Jenin’s position in the Israeli popular imagination as a center of resistance is often reflected in the country’s parliament, the Knesset. In December 2023, following a pre-dawn military operation in Jenin, National Security Minister Itamar Ben-Gvir defended Israeli soldiers who used a mosque loudspeaker to broadcast Jewish religious songs to nearby residents.

In June of the same year, after further incursions into the area, Israel’s far-right Finance Minister Bezalel Smotrich called for a full military deployment in the town, including tanks and air force, after seven Israeli soldiers were wounded in fighting there. Israeli forces killed four Palestinians in the operation.

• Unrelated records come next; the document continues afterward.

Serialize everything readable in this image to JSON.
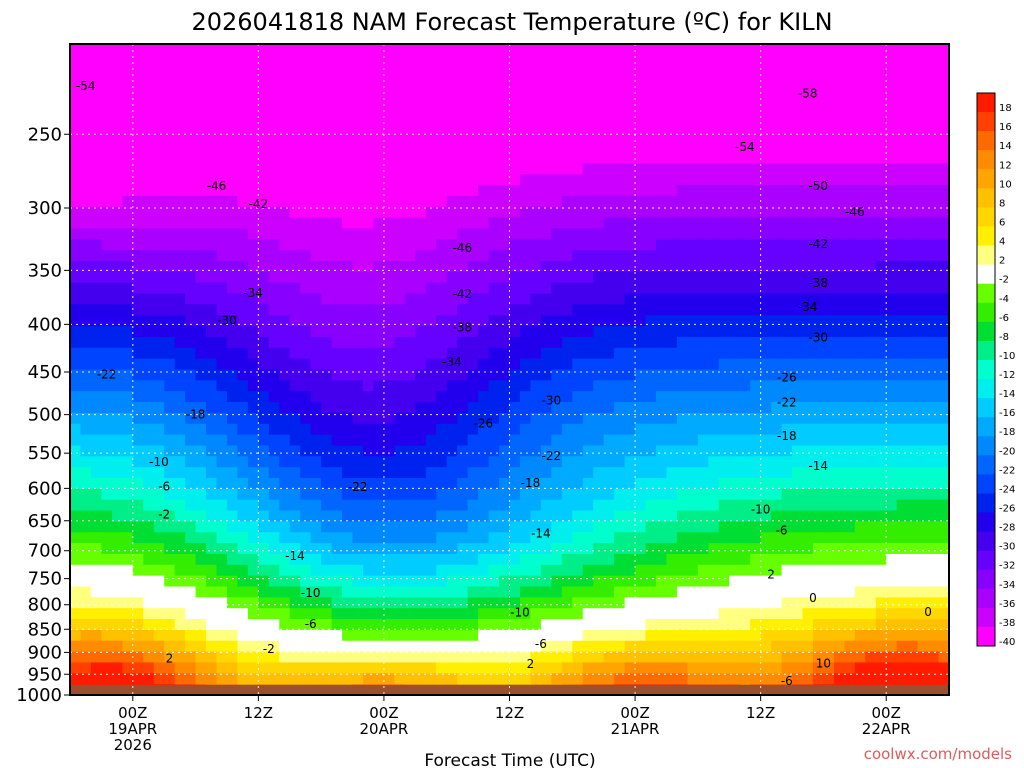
{
  "chart_data": {
    "type": "heatmap",
    "title": "2026041818 NAM Forecast Temperature (ºC) for KILN",
    "xlabel": "Forecast Time (UTC)",
    "ylabel": "",
    "credit": "coolwx.com/models",
    "x_ticks": [
      {
        "hour": 6,
        "lines": [
          "00Z",
          "19APR",
          "2026"
        ]
      },
      {
        "hour": 18,
        "lines": [
          "12Z"
        ]
      },
      {
        "hour": 30,
        "lines": [
          "00Z",
          "20APR"
        ]
      },
      {
        "hour": 42,
        "lines": [
          "12Z"
        ]
      },
      {
        "hour": 54,
        "lines": [
          "00Z",
          "21APR"
        ]
      },
      {
        "hour": 66,
        "lines": [
          "12Z"
        ]
      },
      {
        "hour": 78,
        "lines": [
          "00Z",
          "22APR"
        ]
      }
    ],
    "x_range_hours": [
      0,
      84
    ],
    "y_scale": "log-pressure",
    "y_range_hpa": [
      1000,
      200
    ],
    "y_ticks": [
      250,
      300,
      350,
      400,
      450,
      500,
      550,
      600,
      650,
      700,
      750,
      800,
      850,
      900,
      950,
      1000
    ],
    "colorbar": {
      "levels": [
        18,
        16,
        14,
        12,
        10,
        8,
        6,
        4,
        2,
        -2,
        -4,
        -6,
        -8,
        -10,
        -12,
        -14,
        -16,
        -18,
        -20,
        -22,
        -24,
        -26,
        -28,
        -30,
        -32,
        -34,
        -36,
        -38,
        -40
      ],
      "colors": [
        "#ff1a00",
        "#ff4000",
        "#ff6a00",
        "#ff8c00",
        "#ffa500",
        "#ffc000",
        "#ffd700",
        "#fff000",
        "#ffff80",
        "#ffffff",
        "#66ff00",
        "#33ee00",
        "#00dd33",
        "#00ee88",
        "#00ffcc",
        "#00eeee",
        "#00ccff",
        "#00aaff",
        "#0088ff",
        "#0066ff",
        "#0044ff",
        "#0022ee",
        "#2200ee",
        "#4400ee",
        "#6600ff",
        "#8800ff",
        "#aa00ff",
        "#cc00ff",
        "#ff00ff"
      ]
    },
    "contour_labels": [
      {
        "text": "-54",
        "hour": 1.5,
        "p": 222
      },
      {
        "text": "-58",
        "hour": 70.5,
        "p": 226
      },
      {
        "text": "-54",
        "hour": 64.5,
        "p": 258
      },
      {
        "text": "-50",
        "hour": 71.5,
        "p": 284
      },
      {
        "text": "-46",
        "hour": 14,
        "p": 284
      },
      {
        "text": "-46",
        "hour": 75,
        "p": 303
      },
      {
        "text": "-42",
        "hour": 18,
        "p": 297
      },
      {
        "text": "-46",
        "hour": 37.5,
        "p": 331
      },
      {
        "text": "-42",
        "hour": 71.5,
        "p": 328
      },
      {
        "text": "-38",
        "hour": 71.5,
        "p": 361
      },
      {
        "text": "-42",
        "hour": 37.5,
        "p": 371
      },
      {
        "text": "-34",
        "hour": 17.5,
        "p": 370
      },
      {
        "text": "-34",
        "hour": 70.5,
        "p": 383
      },
      {
        "text": "-30",
        "hour": 15,
        "p": 396
      },
      {
        "text": "-38",
        "hour": 37.5,
        "p": 403
      },
      {
        "text": "-30",
        "hour": 71.5,
        "p": 413
      },
      {
        "text": "-34",
        "hour": 36.5,
        "p": 439
      },
      {
        "text": "-22",
        "hour": 3.5,
        "p": 453
      },
      {
        "text": "-26",
        "hour": 68.5,
        "p": 456
      },
      {
        "text": "-30",
        "hour": 46,
        "p": 483
      },
      {
        "text": "-22",
        "hour": 68.5,
        "p": 485
      },
      {
        "text": "-18",
        "hour": 12,
        "p": 500
      },
      {
        "text": "-26",
        "hour": 39.5,
        "p": 511
      },
      {
        "text": "-18",
        "hour": 68.5,
        "p": 527
      },
      {
        "text": "-22",
        "hour": 46,
        "p": 554
      },
      {
        "text": "-10",
        "hour": 8.5,
        "p": 562
      },
      {
        "text": "-14",
        "hour": 71.5,
        "p": 568
      },
      {
        "text": "-18",
        "hour": 44,
        "p": 592
      },
      {
        "text": "-6",
        "hour": 9,
        "p": 597
      },
      {
        "text": "-22",
        "hour": 27.5,
        "p": 598
      },
      {
        "text": "-10",
        "hour": 66,
        "p": 632
      },
      {
        "text": "-2",
        "hour": 9,
        "p": 640
      },
      {
        "text": "-6",
        "hour": 68,
        "p": 666
      },
      {
        "text": "-14",
        "hour": 45,
        "p": 671
      },
      {
        "text": "-14",
        "hour": 21.5,
        "p": 709
      },
      {
        "text": "2",
        "hour": 67,
        "p": 742
      },
      {
        "text": "-10",
        "hour": 23,
        "p": 777
      },
      {
        "text": "0",
        "hour": 71,
        "p": 787
      },
      {
        "text": "-10",
        "hour": 43,
        "p": 815
      },
      {
        "text": "0",
        "hour": 82,
        "p": 814
      },
      {
        "text": "-6",
        "hour": 23,
        "p": 839
      },
      {
        "text": "-6",
        "hour": 45,
        "p": 882
      },
      {
        "text": "-2",
        "hour": 19,
        "p": 893
      },
      {
        "text": "2",
        "hour": 9.5,
        "p": 914
      },
      {
        "text": "2",
        "hour": 44,
        "p": 926
      },
      {
        "text": "10",
        "hour": 72,
        "p": 925
      },
      {
        "text": "-6",
        "hour": 68.5,
        "p": 966
      }
    ],
    "grid": true,
    "legend": "colorbar-right"
  }
}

According to Uri Goldberg, a Tel Aviv-based political analyst, the Israeli public is accustomed to seeing itself as the victim and therefore fails to see Jenin as a refugee camp.

“Humanitarian issues and the Palestinian plight don’t really matter to Israelis,” he said. “You hear expressions like ‘terror nest’ and other dehumanizing expressions about Jenin more than you do anywhere else.”

Partly as a result, Goldberg added, the Israeli military presence has grown at a higher rate around the refugee camps in Jenin and Tulkarm since the start of the war on Gaza than anywhere else.

“It’s part of the same cycle,” he continued, explaining how the armed resistance in Jenin led to the default response among Israeli lawmakers and the public of “Oh, Jenin. This is bad. We have to do something,” before calls for military action and details of any accusation were provided.